The primary goal of this project is to bring powerful data mining and analytics methods, as well as computing
technology and technical software, to the substance abuse and HIV research communities to enable everyone,
regardless of expertise, to model multimodal data for the purpose of disease prediction with the end goal of
clinical decision support. Our working hypothesis is that automated machine learning (AutoML) will accelerate
the development of innovative strategies for translation of research findings to clinical use by enabling everyone
to analyze biomedical data using data mining methods. This project builds on our user-friendly and open-source
Tree-Based Pipeline Optimization (TPOT) platform that represents one of the very first and most widely used
open-source AutoML methods.
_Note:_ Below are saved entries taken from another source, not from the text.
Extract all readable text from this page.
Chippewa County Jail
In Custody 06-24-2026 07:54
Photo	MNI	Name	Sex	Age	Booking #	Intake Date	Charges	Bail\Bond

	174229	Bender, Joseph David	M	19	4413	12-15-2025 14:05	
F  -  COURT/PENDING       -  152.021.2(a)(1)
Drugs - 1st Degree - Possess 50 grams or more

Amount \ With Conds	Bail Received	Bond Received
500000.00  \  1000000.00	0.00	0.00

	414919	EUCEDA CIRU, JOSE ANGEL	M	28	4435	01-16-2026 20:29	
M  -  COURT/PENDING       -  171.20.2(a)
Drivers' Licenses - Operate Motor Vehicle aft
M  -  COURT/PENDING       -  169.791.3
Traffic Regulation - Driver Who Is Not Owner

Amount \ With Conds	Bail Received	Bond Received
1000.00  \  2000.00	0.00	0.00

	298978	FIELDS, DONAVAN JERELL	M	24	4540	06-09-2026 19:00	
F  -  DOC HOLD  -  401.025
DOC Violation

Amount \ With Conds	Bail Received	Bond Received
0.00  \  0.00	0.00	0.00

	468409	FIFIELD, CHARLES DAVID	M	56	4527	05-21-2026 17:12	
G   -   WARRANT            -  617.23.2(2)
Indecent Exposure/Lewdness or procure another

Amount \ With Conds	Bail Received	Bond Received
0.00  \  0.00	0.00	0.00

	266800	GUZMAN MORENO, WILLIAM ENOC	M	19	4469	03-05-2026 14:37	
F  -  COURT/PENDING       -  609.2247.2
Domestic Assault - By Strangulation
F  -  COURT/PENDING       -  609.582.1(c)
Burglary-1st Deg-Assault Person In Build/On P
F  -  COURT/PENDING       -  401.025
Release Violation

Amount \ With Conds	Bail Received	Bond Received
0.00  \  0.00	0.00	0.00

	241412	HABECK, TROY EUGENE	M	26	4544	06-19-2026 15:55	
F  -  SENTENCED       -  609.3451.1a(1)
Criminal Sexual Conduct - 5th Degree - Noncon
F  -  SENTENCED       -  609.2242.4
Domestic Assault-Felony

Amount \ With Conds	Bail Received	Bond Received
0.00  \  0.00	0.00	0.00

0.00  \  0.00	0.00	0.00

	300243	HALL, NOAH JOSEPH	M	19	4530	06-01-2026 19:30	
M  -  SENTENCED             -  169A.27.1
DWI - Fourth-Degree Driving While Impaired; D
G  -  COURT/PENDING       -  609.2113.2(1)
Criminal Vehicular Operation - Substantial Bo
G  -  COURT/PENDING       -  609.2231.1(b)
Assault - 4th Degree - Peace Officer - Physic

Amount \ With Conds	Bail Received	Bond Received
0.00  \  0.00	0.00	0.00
A major benefit of this approach is that it makes machine learning accessible to
novice users because it takes the guesswork and complexity out of picking, running, tuning, and optimizing
machine learning algorithms and the various pre- and post-processing methods. Bringing this technology to the
clinical and translational research communities will open the door to broad adoption of data mining methods for
embracing the complexity of the relationship between multimodal substance abuse biomarkers and clinical
outcomes such as HIV progression and severity. We propose here novel algorithms to adapt and extend TPOT
for the large volumes of clinical data that are being collected on patients infected with HIV at Cedars-Sinai
Medical Center in Los Angeles. Specifically, we will first develop an ontology-based Addiction KnowledgeBase
(AddictionKB) tailored to HIV endpoints and clinical data derived from electronic health records (EHRs) and their
relationships with HIV infection and outcomes to inform the machine learning algorithms and assist with
interpretation (AIM 1). We will then develop a large language model (AddictionLLM) using Bloom to allow for
natural language queries of AddictionKB to perform knowledge-guided feature selection (AIM 2). We will extend
our TPOT AutoML (AddictionML) to include special operators to call the AddictionLLM algorithm for automated
knowledge-guided feature selection within machine learning pipelines (AIM 3). We will apply AddictionKB,
AddictionLLM, and AddictionML to the identification of substance abuse disorders and other clinical measures
that are predictive of HIV progression and severity (AIM 4). Finally, we will distribute and support AddictionKB,
AddictionLLM, and AddictionML as open-source software (AIM 5).